En ce qui a trait à la question de menace de dommage, le Tribunal fait remarquer que les importations des marchandises en question par les trois exportateurs visés ont brusquement augmenté depuis 1992, et se sont accrues de façon plus marquée au cours des premiers six mois de 1995. Ces éléments de preuve concernant les importations croissantes, les faibles prix des marchandises en question sous-évaluées sur le marché et le fléchissement soutenu des bénéfices de Quélab au cours de son dernier exercice indiquent, de façon raisonnable, que le dumping des marchandises en question menace de causer un dommage.

Aux termes de l’article 34 de la LMSI, le Tribunal doit être convaincu qu’il existe une indication raisonnable d’un lien de causalité entre les importations sous-évaluées et le dommage sensible subi par la branche de production nationale. Après avoir examiné les éléments de preuve déposés auprès du Sous-ministre en l’espèce, le Tribunal note une corrélation apparente entre plusieurs des indicateurs de dommage et le dumping des marchandises en question. Il estime que cette corrélation indique, de façon raisonnable, que le dumping a causé et menace de causer un dommage sensible à la branche de production nationale. Ce n’est toutefois qu’en menant une enquête que le Tribunal pourra examiner à fond la relation de causalité, y compris d’autres facteurs, à part le dumping, qui peuvent causer un dommage.

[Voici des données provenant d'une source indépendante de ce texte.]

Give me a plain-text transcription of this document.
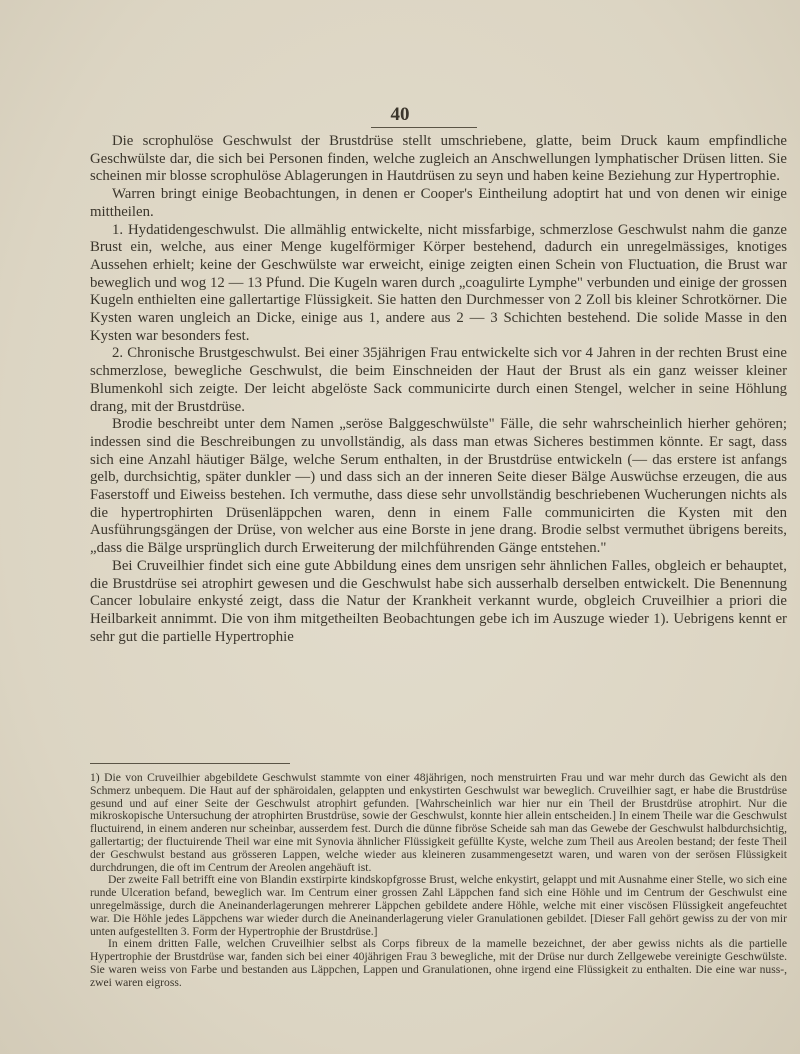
40

Die scrophulöse Geschwulst der Brustdrüse stellt umschriebene, glatte, beim Druck kaum empfindliche Geschwülste dar, die sich bei Personen finden, welche zugleich an Anschwellungen lymphatischer Drüsen litten. Sie scheinen mir blosse scrophulöse Ablagerungen in Hautdrüsen zu seyn und haben keine Beziehung zur Hypertrophie.

Warren bringt einige Beobachtungen, in denen er Cooper's Eintheilung adoptirt hat und von denen wir einige mittheilen.

1. Hydatidengeschwulst. Die allmählig entwickelte, nicht missfarbige, schmerzlose Geschwulst nahm die ganze Brust ein, welche, aus einer Menge kugelförmiger Körper bestehend, dadurch ein unregelmässiges, knotiges Aussehen erhielt; keine der Geschwülste war erweicht, einige zeigten einen Schein von Fluctuation, die Brust war beweglich und wog 12 — 13 Pfund. Die Kugeln waren durch „coagulirte Lymphe" verbunden und einige der grossen Kugeln enthielten eine gallertartige Flüssigkeit. Sie hatten den Durchmesser von 2 Zoll bis kleiner Schrotkörner. Die Kysten waren ungleich an Dicke, einige aus 1, andere aus 2 — 3 Schichten bestehend. Die solide Masse in den Kysten war besonders fest.

2. Chronische Brustgeschwulst. Bei einer 35jährigen Frau entwickelte sich vor 4 Jahren in der rechten Brust eine schmerzlose, bewegliche Geschwulst, die beim Einschneiden der Haut der Brust als ein ganz weisser kleiner Blumenkohl sich zeigte. Der leicht abgelöste Sack communicirte durch einen Stengel, welcher in seine Höhlung drang, mit der Brustdrüse.

Brodie beschreibt unter dem Namen „seröse Balggeschwülste" Fälle, die sehr wahrscheinlich hierher gehören; indessen sind die Beschreibungen zu unvollständig, als dass man etwas Sicheres bestimmen könnte. Er sagt, dass sich eine Anzahl häutiger Bälge, welche Serum enthalten, in der Brustdrüse entwickeln (— das erstere ist anfangs gelb, durchsichtig, später dunkler —) und dass sich an der inneren Seite dieser Bälge Auswüchse erzeugen, die aus Faserstoff und Eiweiss bestehen. Ich vermuthe, dass diese sehr unvollständig beschriebenen Wucherungen nichts als die hypertrophirten Drüsenläppchen waren, denn in einem Falle communicirten die Kysten mit den Ausführungsgängen der Drüse, von welcher aus eine Borste in jene drang. Brodie selbst vermuthet übrigens bereits, „dass die Bälge ursprünglich durch Erweiterung der milchführenden Gänge entstehen."

Bei Cruveilhier findet sich eine gute Abbildung eines dem unsrigen sehr ähnlichen Falles, obgleich er behauptet, die Brustdrüse sei atrophirt gewesen und die Geschwulst habe sich ausserhalb derselben entwickelt. Die Benennung Cancer lobulaire enkysté zeigt, dass die Natur der Krankheit verkannt wurde, obgleich Cruveilhier a priori die Heilbarkeit annimmt. Die von ihm mitgetheilten Beobachtungen gebe ich im Auszuge wieder 1). Uebrigens kennt er sehr gut die partielle Hypertrophie

1) Die von Cruveilhier abgebildete Geschwulst stammte von einer 48jährigen, noch menstruirten Frau und war mehr durch das Gewicht als den Schmerz unbequem. Die Haut auf der sphäroidalen, gelappten und enkystirten Geschwulst war beweglich. Cruveilhier sagt, er habe die Brustdrüse gesund und auf einer Seite der Geschwulst atrophirt gefunden. [Wahrscheinlich war hier nur ein Theil der Brustdrüse atrophirt. Nur die mikroskopische Untersuchung der atrophirten Brustdrüse, sowie der Geschwulst, konnte hier allein entscheiden.] In einem Theile war die Geschwulst fluctuirend, in einem anderen nur scheinbar, ausserdem fest. Durch die dünne fibröse Scheide sah man das Gewebe der Geschwulst halbdurchsichtig, gallertartig; der fluctuirende Theil war eine mit Synovia ähnlicher Flüssigkeit gefüllte Kyste, welche zum Theil aus Areolen bestand; der feste Theil der Geschwulst bestand aus grösseren Lappen, welche wieder aus kleineren zusammengesetzt waren, und waren von der serösen Flüssigkeit durchdrungen, die oft im Centrum der Areolen angehäuft ist.

Der zweite Fall betrifft eine von Blandin exstirpirte kindskopfgrosse Brust, welche enkystirt, gelappt und mit Ausnahme einer Stelle, wo sich eine runde Ulceration befand, beweglich war. Im Centrum einer grossen Zahl Läppchen fand sich eine Höhle und im Centrum der Geschwulst eine unregelmässige, durch die Aneinanderlagerungen mehrerer Läppchen gebildete andere Höhle, welche mit einer viscösen Flüssigkeit angefeuchtet war. Die Höhle jedes Läppchens war wieder durch die Aneinanderlagerung vieler Granulationen gebildet. [Dieser Fall gehört gewiss zu der von mir unten aufgestellten 3. Form der Hypertrophie der Brustdrüse.]

In einem dritten Falle, welchen Cruveilhier selbst als Corps fibreux de la mamelle bezeichnet, der aber gewiss nichts als die partielle Hypertrophie der Brustdrüse war, fanden sich bei einer 40jährigen Frau 3 bewegliche, mit der Drüse nur durch Zellgewebe vereinigte Geschwülste. Sie waren weiss von Farbe und bestanden aus Läppchen, Lappen und Granulationen, ohne irgend eine Flüssigkeit zu enthalten. Die eine war nuss-, zwei waren eigross.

Par conséquent, le Tribunal conclut, conformément à l’article 37 de la LMSI, que les éléments de preuve indiquent, de façon raisonnable, que le dumping de milieux de culture bactériologique originaires ou exportés des États-Unis d’Amérique et produits par ou pour le compte de Becton Dickinson and Company ou produits par ou pour le compte de Difco Laboratories, leurs successeurs et ayant droits respectifs, et de milieux de culture bactériologique originaires ou exportés du Royaume-Uni et produits par ou pour le compte de Unipath Limited, ses successeurs et ayant droits, a causé un dommage sensible ou menace de causer un dommage sensible à la branche de production nationale.


1. Ministère du Revenu national, Énoncé des motifs , le 29 septembre 1995 à la p. 8.

2. L.R.C. (1985), ch. S-15, modifiée par L.C. 1994, ch. 47, art. 164.